“Devotion” by Dani Shapiro


I was so moved and engaged by Dani Shapiro’s Still Writing: The Perils and Pleasures of a Creative Life, that I sought out books she referred to in it by Jane Kenyon, and her earlier memoir, Devotion, about her tangled quest for clarity in spiritual matters.

Shapiro skillfully weaves together pieces of her past and present. Her observant Orthodox Jewish father, her atheist and difficult mother, her own practice of yoga, her son’s infant near-death experience, and her own attempts to…I’m not sure what to put here. Figure it all out? Make meaning of it? Because really, her spiraling, back-and-forth, round-and-round memoir does not acknowledge the kind of meaning or comfort usually found in devotional memoirs. Her memoir is ambivalent, in the true meaning of the word, pulled in many directions.

We can’t see what’s coming. We can’t know it. All we have is our hope that all will be well, and our knowledge that it won’t always be so. We live in the space between this hope and this knowledge. (239)
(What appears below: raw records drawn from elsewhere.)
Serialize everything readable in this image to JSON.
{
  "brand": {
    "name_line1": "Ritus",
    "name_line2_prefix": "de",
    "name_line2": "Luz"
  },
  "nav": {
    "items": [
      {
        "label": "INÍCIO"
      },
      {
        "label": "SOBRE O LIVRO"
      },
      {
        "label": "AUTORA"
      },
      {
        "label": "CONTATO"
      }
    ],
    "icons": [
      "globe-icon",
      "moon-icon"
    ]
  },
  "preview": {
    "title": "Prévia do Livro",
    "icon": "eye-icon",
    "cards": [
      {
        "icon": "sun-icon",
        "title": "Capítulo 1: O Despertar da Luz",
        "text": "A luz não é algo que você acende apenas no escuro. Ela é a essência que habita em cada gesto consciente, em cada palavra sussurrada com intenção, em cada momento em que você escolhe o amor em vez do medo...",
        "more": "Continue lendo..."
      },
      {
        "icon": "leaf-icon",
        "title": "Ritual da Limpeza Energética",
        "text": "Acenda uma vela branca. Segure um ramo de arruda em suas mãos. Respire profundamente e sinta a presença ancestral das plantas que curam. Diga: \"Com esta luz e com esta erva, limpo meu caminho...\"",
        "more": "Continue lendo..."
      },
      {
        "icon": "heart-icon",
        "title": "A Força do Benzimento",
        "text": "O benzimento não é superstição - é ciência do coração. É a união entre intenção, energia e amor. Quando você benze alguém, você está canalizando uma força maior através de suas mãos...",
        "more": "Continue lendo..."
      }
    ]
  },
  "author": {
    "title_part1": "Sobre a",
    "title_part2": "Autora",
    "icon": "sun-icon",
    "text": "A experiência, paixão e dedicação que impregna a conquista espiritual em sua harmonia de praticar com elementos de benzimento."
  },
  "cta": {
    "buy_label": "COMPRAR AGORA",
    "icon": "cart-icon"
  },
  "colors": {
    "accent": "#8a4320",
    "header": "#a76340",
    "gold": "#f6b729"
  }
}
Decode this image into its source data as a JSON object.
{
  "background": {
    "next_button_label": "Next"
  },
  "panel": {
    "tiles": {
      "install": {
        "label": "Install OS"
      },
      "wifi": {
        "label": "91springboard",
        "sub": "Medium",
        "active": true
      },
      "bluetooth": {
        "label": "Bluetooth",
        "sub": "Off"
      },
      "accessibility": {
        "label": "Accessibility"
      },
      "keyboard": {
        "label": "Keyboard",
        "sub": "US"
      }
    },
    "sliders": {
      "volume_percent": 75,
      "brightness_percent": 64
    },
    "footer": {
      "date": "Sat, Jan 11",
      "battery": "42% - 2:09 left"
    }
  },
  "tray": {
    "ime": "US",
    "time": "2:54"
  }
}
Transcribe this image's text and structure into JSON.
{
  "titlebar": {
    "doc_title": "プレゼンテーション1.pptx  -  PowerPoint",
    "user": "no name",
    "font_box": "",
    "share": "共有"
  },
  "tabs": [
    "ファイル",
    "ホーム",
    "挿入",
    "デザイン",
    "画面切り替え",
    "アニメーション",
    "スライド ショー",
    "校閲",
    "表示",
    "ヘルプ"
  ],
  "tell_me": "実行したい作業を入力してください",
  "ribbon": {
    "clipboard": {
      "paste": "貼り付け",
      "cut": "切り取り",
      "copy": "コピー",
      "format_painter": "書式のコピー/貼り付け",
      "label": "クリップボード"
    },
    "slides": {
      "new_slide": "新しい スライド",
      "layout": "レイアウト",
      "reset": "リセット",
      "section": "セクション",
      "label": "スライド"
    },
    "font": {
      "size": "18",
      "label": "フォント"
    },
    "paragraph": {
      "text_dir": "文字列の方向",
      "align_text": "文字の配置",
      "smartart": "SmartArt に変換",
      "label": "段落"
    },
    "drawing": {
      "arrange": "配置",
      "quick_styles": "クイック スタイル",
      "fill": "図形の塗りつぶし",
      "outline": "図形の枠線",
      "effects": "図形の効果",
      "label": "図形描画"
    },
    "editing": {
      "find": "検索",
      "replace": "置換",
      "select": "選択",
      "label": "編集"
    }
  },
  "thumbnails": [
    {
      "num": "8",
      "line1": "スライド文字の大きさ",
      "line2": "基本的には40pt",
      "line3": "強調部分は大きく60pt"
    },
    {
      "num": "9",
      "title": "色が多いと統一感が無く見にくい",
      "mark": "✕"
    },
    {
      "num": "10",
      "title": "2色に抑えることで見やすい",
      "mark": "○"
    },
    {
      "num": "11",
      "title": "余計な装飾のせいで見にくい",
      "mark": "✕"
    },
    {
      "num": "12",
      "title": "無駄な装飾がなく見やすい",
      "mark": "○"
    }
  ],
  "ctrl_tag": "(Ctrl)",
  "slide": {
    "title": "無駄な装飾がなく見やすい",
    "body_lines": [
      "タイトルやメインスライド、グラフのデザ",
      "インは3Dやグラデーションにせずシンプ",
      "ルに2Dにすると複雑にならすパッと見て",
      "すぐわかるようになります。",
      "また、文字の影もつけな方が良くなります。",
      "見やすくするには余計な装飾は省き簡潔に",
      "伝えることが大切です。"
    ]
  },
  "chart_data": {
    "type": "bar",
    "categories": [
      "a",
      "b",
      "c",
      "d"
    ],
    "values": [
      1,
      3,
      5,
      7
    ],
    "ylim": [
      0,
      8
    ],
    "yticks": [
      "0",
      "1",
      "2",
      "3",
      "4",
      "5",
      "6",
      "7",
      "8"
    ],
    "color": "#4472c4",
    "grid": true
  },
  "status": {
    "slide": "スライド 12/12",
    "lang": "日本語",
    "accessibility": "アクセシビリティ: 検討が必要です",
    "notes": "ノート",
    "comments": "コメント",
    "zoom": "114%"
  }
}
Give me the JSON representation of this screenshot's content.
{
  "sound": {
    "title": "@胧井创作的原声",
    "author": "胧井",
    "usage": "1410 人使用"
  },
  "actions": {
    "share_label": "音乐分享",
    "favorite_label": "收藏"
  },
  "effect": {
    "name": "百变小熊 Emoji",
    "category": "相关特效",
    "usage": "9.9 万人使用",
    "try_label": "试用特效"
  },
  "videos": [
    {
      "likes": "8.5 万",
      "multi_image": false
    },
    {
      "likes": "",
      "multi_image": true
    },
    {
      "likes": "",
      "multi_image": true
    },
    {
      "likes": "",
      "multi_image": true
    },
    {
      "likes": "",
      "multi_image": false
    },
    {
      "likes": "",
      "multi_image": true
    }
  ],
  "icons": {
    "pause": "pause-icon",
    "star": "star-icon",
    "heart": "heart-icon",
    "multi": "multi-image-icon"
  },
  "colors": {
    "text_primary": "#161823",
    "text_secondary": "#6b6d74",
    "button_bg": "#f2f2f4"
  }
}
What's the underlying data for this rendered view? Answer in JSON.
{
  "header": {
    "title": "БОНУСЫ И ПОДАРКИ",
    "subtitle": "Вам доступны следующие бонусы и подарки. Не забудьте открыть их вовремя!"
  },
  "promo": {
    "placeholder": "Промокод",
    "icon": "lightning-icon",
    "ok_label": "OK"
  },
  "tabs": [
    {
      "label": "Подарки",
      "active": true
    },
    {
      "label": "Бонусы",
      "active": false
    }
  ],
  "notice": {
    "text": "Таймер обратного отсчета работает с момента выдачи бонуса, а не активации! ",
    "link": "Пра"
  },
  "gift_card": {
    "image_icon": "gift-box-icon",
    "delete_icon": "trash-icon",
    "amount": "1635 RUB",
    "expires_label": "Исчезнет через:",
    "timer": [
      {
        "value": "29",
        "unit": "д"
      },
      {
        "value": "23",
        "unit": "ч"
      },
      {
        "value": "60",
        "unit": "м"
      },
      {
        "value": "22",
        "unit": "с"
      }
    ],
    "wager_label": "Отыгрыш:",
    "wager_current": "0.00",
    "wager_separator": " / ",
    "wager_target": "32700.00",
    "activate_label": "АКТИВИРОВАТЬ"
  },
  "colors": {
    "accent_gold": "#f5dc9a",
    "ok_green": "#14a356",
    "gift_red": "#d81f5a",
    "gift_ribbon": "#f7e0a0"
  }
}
I loved this book, the writing, the stories of her life, and her struggle to make meaning and acknowledgement of the ephemeral nature of any meaning that does become clear. I think I’ll be going back to all Shapiro’s books, from the beginning, and working my way back up to these. If a mark of a good book is one that makes me think, and want to learn, these two short books pack a substantial emotional and intellectual wallop. (I may come back to edit this last poorly constructed sentence. It’s not elegant and mellifluous, but it says what I mean.)